A person may be eligible for an SDT:
Where the person has attained the age of 16 years:
- They suffer from a disability;
- They are unable to work more than seven hours per week;
- Their level of impairment would qualify them for a Disability Support or Department of Veterans’ Affairs Pension; and
- The disability would, if the person had a sole carer, qualify the carer for a Carer Payment or Allowance or they are living in a facility or group home where Commonwealth, State or Territory funded care is provided under a funding agreement.
Where the person has not attained the age of 16 years:
- They suffer from a severe disability or medical condition;
- They have a carer with a qualifying rating of “intense” under the Disability Care Load Assessment Determination;
- Their treating health professional has certified in writing that they will require care for more than six months and, resultantly, that care is required to be provided by a specific number of practitioners;
- Their carer has certified in writing that they anticipate the person’s care level will need to be maintained or increased in the future.
It may be beneficial to establish an SDT during one’s lifetime so assets can be gifted to the SDT during their lifetime, taking advantage of tax concessions on the gifting of such assets (up to the value of $500,000.00). Establishing an SDT during one’s lifetime also ensures the assets are held by the Trust and therefore do not fall within the assets test of the person with the disability or condition, thereby preserving their pension.
Where the person suffering from the disability or condition is quite young and they are unlikely to receive significant assets for some time, there may be little benefit in establishing an SDT during their lifetime. Instead, an SDT can be established under the terms of someone’s Will (ordinarily a parent’s Will), thereby ensuring assets they inherit at a future time are not inherited personally. This ensures any pension they may be in receipt of at that future time can be maintained at the same level.
An SDT must have only one beneficiary, being the person suffering from the disability or condition, and can only be established by an immediate family member (i.e. parents, guardians, grandparents and siblings) or a carer. The assets held by the SDT are intended to be applied towards the ongoing and reasonable care and accommodation expenses of the beneficiary and the appropriate management of the SDT, and the funds held therein, can be guaranteed by selecting an appropriate and trusted Trustee (i.e. “controller”) for the Trust.

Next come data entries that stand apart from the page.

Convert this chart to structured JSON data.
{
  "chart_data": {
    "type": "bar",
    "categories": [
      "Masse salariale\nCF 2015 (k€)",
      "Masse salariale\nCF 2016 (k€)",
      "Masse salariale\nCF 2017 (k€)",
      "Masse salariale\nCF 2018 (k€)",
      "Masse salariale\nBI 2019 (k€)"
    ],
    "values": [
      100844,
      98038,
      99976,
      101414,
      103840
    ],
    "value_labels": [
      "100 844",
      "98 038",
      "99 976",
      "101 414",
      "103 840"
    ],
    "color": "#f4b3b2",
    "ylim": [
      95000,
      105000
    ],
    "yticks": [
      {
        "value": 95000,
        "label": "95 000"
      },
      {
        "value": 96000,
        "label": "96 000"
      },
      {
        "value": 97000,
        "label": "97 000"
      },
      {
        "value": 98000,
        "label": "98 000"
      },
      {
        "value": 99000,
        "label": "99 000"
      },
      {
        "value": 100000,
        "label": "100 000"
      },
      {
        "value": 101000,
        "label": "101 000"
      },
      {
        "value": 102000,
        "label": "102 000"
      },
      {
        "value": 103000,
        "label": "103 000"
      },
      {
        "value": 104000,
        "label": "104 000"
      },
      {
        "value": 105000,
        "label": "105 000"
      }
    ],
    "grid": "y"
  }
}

At Coulter Roache, we understand that laws change regularly and as such, the definitions and eligibility criteria for an SDT are likely to change over time. We prepare our Wills, SDTs and Trust Deeds by anticipating these changes and ensuring documentation is adaptable regardless of changing laws.
We also acknowledge that a person’s circumstances may change over time and we build mechanisms into our Wills to ensure if an SDT is not appropriate or a person is not eligible for an SDT at a future time, assets continue to pass to beneficiaries (particularly those suffering from a disability or condition) in a tax effective way, and those assets are appropriately managed by people you choose and trust.